Tuesday, August 21, 2012

Julie's Review: Laura Lamont's Life in Pictures

Summary: The enchanting story of a Midwestern girl who escapes a family tragedy and is remade as a movie star during Hollywood’s golden age. In 1920, Elsa Emerson, the youngest and blondest of three sisters, is born in idyllic Door County, Wisconsin. Her family owns the Cherry County Playhouse, and more than anything, Elsa relishes appearing onstage, where she soaks up the approval of her father and the embrace of the audience. But when tragedy strikes her family, her acting becomes more than a child's game of pretend. While still in her teens, Elsa marries and flees to Los Angeles. There she is discovered by Irving Green, one of the most powerful executives in Hollywood, who refashions her as a serious, exotic brunette and renames her Laura Lamont. Irving becomes Laura’s great love; she becomes an Academy Award­-winning actress—and a genuine movie star. Laura experiences all the glamour and extravagance of the heady pinnacle of stardom in the studio-system era, but ultimately her story is a timeless one of a woman trying to balance career, family, and personal happiness, all while remaining true to herself. Ambitious and richly imagined, Laura Lamont’s Life in Pictures is as intimate—and as bigger-than-life—as the great films of the golden age of Hollywood. Written with warmth and verve, it confirms Emma Straub’s reputation as one of the most exciting new talents in fiction. ~amazon.com  

Review: Once upon a time I wanted to be a movie actress but life has a way of intervening and well obviously down another path I went. That being said, I still love things that deal with the glitz and glamour of Hollywood. Ms. Straub definitely delivers those in Laura Lamont's Life in Pictures. I wouldn't say I loved Laura/Elsa but I definitely liked her and felt for her. Hollywood in the 20s wasn't quite as invasive as it is today. Movie stars weren't anything else but just movie stars. Sure there was a form of paparazzi, but not near the levels of them today.

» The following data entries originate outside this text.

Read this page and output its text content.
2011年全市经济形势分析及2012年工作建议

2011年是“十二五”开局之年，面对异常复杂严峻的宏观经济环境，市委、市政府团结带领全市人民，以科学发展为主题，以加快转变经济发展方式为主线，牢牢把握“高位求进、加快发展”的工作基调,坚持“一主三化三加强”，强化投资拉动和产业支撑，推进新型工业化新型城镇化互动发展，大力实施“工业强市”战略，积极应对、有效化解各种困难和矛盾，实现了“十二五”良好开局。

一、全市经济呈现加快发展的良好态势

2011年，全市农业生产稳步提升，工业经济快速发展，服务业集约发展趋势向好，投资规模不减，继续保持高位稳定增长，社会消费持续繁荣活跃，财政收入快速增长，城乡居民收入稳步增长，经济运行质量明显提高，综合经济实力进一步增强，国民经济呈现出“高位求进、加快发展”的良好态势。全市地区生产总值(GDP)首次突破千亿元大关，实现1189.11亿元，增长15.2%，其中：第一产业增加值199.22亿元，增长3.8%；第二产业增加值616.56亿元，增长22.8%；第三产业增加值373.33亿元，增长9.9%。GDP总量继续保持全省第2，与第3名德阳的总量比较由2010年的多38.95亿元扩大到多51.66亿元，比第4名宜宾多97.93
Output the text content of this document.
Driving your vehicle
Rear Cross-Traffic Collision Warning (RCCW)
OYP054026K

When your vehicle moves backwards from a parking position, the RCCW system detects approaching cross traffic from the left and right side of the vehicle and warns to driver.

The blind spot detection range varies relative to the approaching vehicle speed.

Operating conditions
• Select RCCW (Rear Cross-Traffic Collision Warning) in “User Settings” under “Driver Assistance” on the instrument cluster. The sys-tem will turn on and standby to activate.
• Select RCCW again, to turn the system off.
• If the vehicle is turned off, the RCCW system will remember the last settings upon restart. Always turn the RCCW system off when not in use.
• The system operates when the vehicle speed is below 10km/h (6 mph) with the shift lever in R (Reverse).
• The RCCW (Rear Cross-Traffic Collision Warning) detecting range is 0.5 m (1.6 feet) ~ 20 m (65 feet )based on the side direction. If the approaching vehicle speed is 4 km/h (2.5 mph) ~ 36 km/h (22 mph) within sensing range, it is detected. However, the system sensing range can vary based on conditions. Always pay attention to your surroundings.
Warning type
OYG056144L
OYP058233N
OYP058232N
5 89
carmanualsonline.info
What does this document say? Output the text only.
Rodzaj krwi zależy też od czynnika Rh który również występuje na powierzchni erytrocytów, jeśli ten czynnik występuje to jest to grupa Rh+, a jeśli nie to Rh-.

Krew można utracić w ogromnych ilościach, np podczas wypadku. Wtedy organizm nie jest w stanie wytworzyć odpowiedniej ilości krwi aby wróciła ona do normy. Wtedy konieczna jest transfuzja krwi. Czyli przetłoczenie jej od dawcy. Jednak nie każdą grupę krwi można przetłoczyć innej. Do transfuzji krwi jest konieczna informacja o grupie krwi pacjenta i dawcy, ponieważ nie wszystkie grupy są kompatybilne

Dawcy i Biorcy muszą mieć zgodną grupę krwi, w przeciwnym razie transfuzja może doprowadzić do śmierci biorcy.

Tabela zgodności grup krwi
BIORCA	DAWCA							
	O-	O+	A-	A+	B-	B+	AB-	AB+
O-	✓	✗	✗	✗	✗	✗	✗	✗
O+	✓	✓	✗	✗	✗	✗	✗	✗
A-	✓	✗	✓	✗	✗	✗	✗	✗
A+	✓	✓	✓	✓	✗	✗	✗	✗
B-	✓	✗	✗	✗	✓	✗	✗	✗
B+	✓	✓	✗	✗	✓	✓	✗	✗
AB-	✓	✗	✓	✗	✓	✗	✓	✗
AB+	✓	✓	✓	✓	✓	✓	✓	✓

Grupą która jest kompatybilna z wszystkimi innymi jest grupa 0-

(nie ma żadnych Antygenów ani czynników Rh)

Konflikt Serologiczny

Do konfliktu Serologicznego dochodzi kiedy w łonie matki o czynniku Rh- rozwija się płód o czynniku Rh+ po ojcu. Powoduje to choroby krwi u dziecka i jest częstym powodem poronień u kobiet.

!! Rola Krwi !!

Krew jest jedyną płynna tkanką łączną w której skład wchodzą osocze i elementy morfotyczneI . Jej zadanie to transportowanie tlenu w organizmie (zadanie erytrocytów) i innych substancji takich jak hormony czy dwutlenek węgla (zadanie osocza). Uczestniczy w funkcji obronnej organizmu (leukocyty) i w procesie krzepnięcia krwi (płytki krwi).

Laura become enamored with the Hollywood lifestyle and the power of being a star. I will say that I thought that she only did one movie that garnered any attention. I thought she'd have more of a long-standing career. What I did like though was that Ms. Straub didn't make her a huge star because it is more realistic to see her slowly fall out of favor.

I almost wish that Laura had moved back to Door County and run her parents theater at one point in the novel. I realize that her life was made in Hollywood but it might have centered her again to continue on with her life. It also seemed like Laura lost who she was when she gave up Elsa. She became this whole new person, when Irving invented Laura Lamont.  I think that Laura has an identity crisis after Irving is gone. She doesn't know how to be Laura without him.

I loved how Laura and Ginger developed a strong female friendship, even after Ginger's career soared over Laura's. I believe in the end that Laura realized it was the stage acting she loved and not the film acting. I also think she realized that her family meant more to her than any career. She was an excellent mother and wife.

I did feel the ending was a bit rushed but I liked the place that Laura ended up. I felt it was fitting for a woman her age. My only real issue was that at times I found it annoying when Laura would refer to herself as Elsa, after she had take on the Laura Lamont persona. Maybe it was to show that she was torn between keeping herself as Elsa and turning into Laura, the movie siren.  

If you like all things old Hollywood, then I definitely think that Laura Lamont's Life in Pictures should find a spot on your TBR pile.